Для отдельных, наиболее революционно настроенных единиц выходом был террор: первой его ласточкой было убийство студентом Карповичем министра просвещения Боголепова после издания «временных правил» о сдаче студентов в солдаты. Правительство в своих официальных сообщениях очень наивно старалось скрыть, что покушавшийся был студент, именуя Карповича, по его происхождению, «мещанином». Но масса мелкобуржуазно настроенного студенчества не могла принять участия в терроре, — этой массе нужна была массовая работа. Еще в 1898 г. будущие социалисты-революционеры смотрели на крестьянство почти с плехановской безнадежностью. «Систематическую деятельность среди крестьянства мы оставляем на будущее» — писалось тогда в брошюре «Наши задачи», — не отказываясь лишь пользоваться всеми удобными поводами для ознакомления крестьян со своею программой и привлечения сознательных сторонников из наиболее развитой его части».

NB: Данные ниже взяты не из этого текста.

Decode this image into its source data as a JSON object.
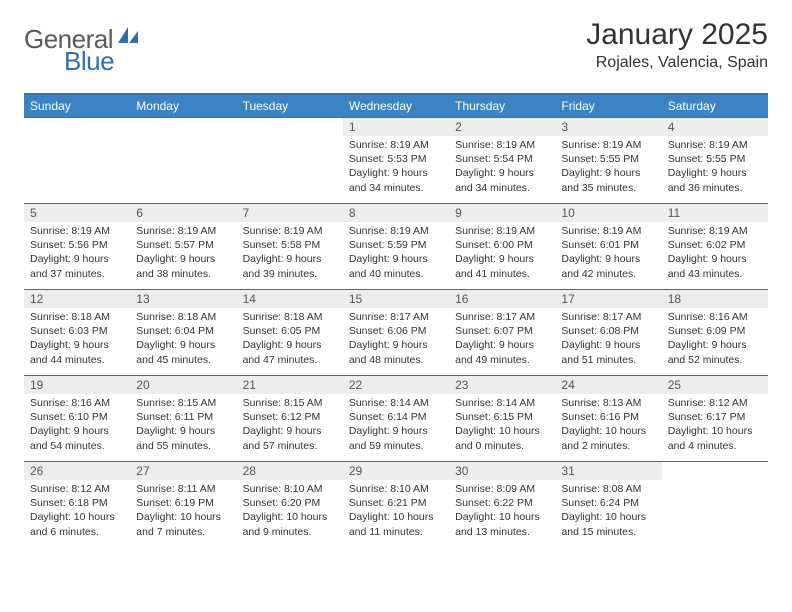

Как сторонники «внеклассовой» революции, социалисты-революционеры и после разумеется не могли стать массовой партией сельской мелкой буржуазии; и после они старались привлечь на свою сторону фабрично-заводской пролетариат (с очень малым обыкновенно успехом), завязывая в то же время связи с настоящей капиталистической буржуазией. Эта последняя охота давала «немарксистам» и денежную помощь и молодых энтузиастов из богатых семейств, столь же нередких в рядах эсеровских террористов, как в свое время выходцы из помещичьих и сановнических семейств в рядах народовольцев. Но серьезное политическое значение социалисты-революционеры получили именно благодаря тому, что со своею «внеклассовой» идеологией они легче могли подойти к сельской буржуазии, нежели марксисты. От эсера кулак не рисковал услыхать, что он — «буржуа», и естественно, что эсера кулаку было приятнее слушать, чем социал-демократа.